Speaking to The Bookseller for an interview in today's issue of the magazine, for Dictator (Hutchinson), the final volume of his trilogy on Cicero, Harris has revealed that he and Penguin Random House UK c.e.o. Tom Weldon were later called by a "jumpy" BBC to a meeting with its director general Tony Hall.
"They said they would like to do something, both some form of dedicated books programme on the digital channels, but perhaps with some link to, or more of a footprint on, popular television, BBC1. As far as I know, they are thinking about that and trying to do something. I thought there was goodwill, that Tony Hall thought it was something the BBC should do," he said.
"It's exactly what's supposed to make the BBC distinct," Harris added. "A public service broadcaster is important to what it means to be British, and books remain the central force [in that]. I profoundly believe that, and I believe the BBC has to do that. One of the ways the BBC can counter the Tory attack – or whatever you want to call it – is to say, 'Well, we do this [TV books programming]'. It needn't be expensive; you just need two chairs, two microphones, two cameras and a room, and by and large authors are quite good talkers."
"My last novel, An Officer and a Spy, was picked up by a Dutch channel, which has a high-profile [TV] programme with a panel of booksellers. It had a huge impact – it sold about 60,000 copies [in the Netherlands]. We need something like that. We don't need it for writers frankly like me, being given a lot more publicity, but for new writers."
Harris, who spent several years in his twenties as a BBC current affairs reporter before writing his first novel Fatherland, explained that he felt so strongly on the issue because of his childhood experiences. Both parents left school at the age of just 14. "The BBC was a very important part of our growing up; it was where my father learned about books, and it put books into our lives – that, and the library.
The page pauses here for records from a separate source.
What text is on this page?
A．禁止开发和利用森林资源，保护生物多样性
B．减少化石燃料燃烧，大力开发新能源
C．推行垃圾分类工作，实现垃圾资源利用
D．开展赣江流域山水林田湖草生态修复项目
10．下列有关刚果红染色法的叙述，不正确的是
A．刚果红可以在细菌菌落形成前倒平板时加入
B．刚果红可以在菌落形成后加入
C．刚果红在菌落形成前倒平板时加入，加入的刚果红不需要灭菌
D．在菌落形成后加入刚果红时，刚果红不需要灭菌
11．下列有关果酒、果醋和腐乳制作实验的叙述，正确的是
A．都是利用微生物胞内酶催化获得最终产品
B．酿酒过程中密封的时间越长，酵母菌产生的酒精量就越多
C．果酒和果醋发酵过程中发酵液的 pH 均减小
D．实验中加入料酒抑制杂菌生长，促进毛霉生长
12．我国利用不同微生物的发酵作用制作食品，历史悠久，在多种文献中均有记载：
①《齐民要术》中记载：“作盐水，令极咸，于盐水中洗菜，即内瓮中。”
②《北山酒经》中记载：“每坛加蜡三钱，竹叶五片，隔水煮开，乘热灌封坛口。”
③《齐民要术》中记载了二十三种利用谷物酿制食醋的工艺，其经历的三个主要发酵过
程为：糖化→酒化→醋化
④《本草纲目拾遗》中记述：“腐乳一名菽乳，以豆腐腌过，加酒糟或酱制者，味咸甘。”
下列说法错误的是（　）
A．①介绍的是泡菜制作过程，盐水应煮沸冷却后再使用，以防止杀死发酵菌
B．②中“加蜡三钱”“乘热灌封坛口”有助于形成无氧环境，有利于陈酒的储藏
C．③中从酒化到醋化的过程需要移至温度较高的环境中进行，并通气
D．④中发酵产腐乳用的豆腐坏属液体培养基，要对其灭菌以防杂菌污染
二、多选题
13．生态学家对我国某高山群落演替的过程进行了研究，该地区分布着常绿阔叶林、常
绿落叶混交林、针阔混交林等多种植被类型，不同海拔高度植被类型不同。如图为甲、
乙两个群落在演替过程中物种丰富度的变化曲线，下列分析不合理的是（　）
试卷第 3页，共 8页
My father was a printer, a self-taught reader of Graham Greene and Joyce and Arnold Bennett, he left school at 14 but nevertheless through these great institutions like the BBC acquired a culture."
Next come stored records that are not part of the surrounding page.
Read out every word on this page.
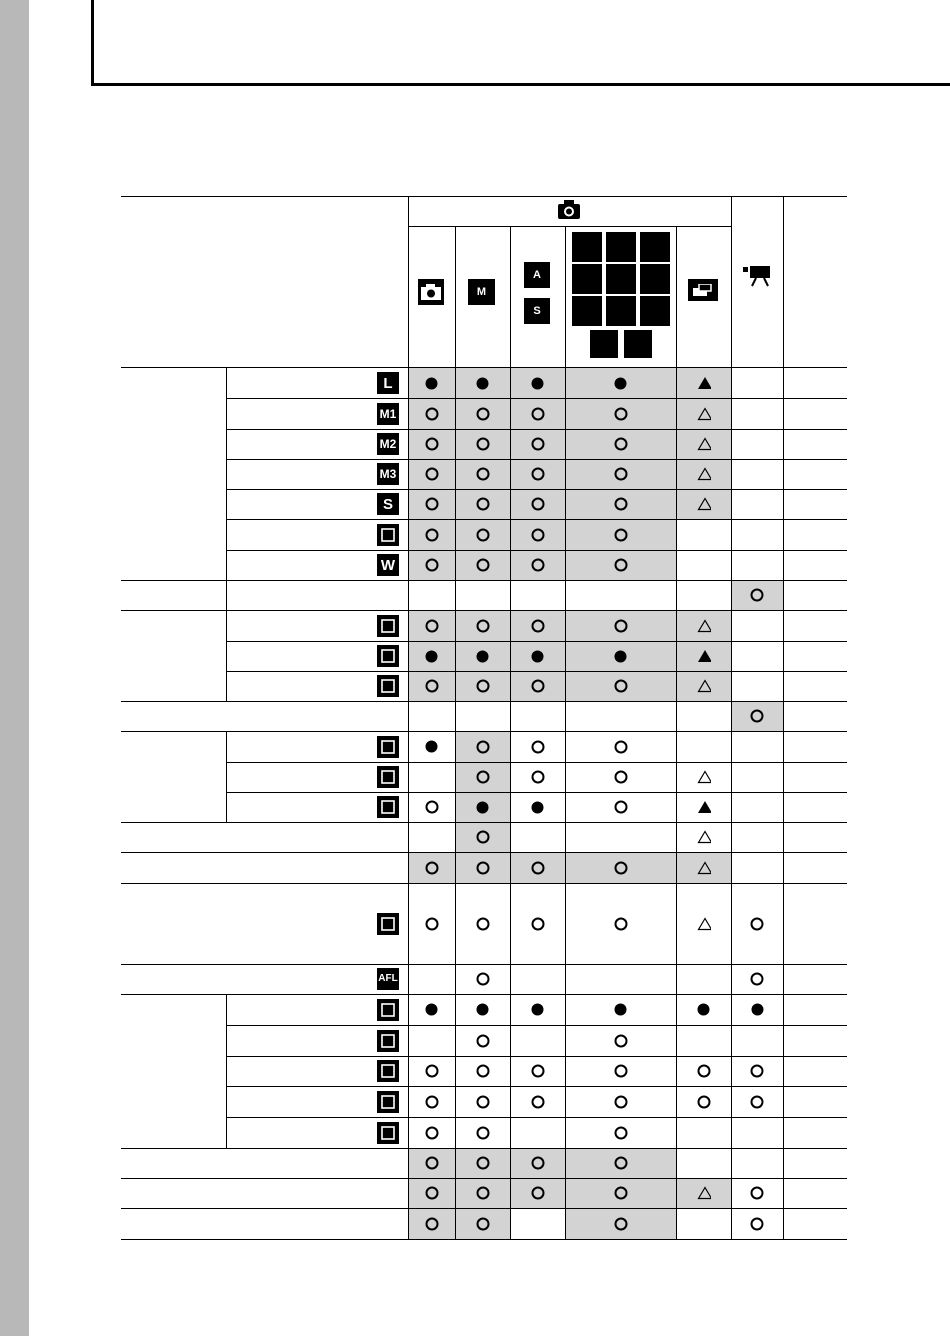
M
A
S
L
M1
M2
M3
S
W
AFL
The writer added that he had had "such a good reaction" to his Costas speech that he wondered about mobilising authors to sign an open letter en masse: "Which is still an option if we don't get anywhere."
The government is undertaking a comprehensive review of the BBC's funding and structure as its approaches its next charter renewal date in 2016. In July's budget, chancellor George Osborne announced the shift of the hefty cost of free licenses for the over-75s back onto the BBC.
Earlier this week Hall outlined new plans for the BBC's future, with new partnerships with arts and science organisations and expansion for the World Service, to be offset by cost-cutting.
Hall said: "The BBC faces a very tough financial challenge, so we will have to manage our resources ever more carefully and prioritise what we believe the BBC should offer. We will inevitably have to either close or reduce some services." said Hall.
Strategy chief James Purnell has denied a plan for BBC4's closure, but said: "We are not ruling anything in or out."
Author and broadcaster Melvyn Bragg has accused Osborne and prime minister David Cameron of "cultural vandalism" in seeking to scale back the BBC, according to a Telegraph report.
The Publishers Association welcomed the BBC pledge to work in partnership with arts organisations.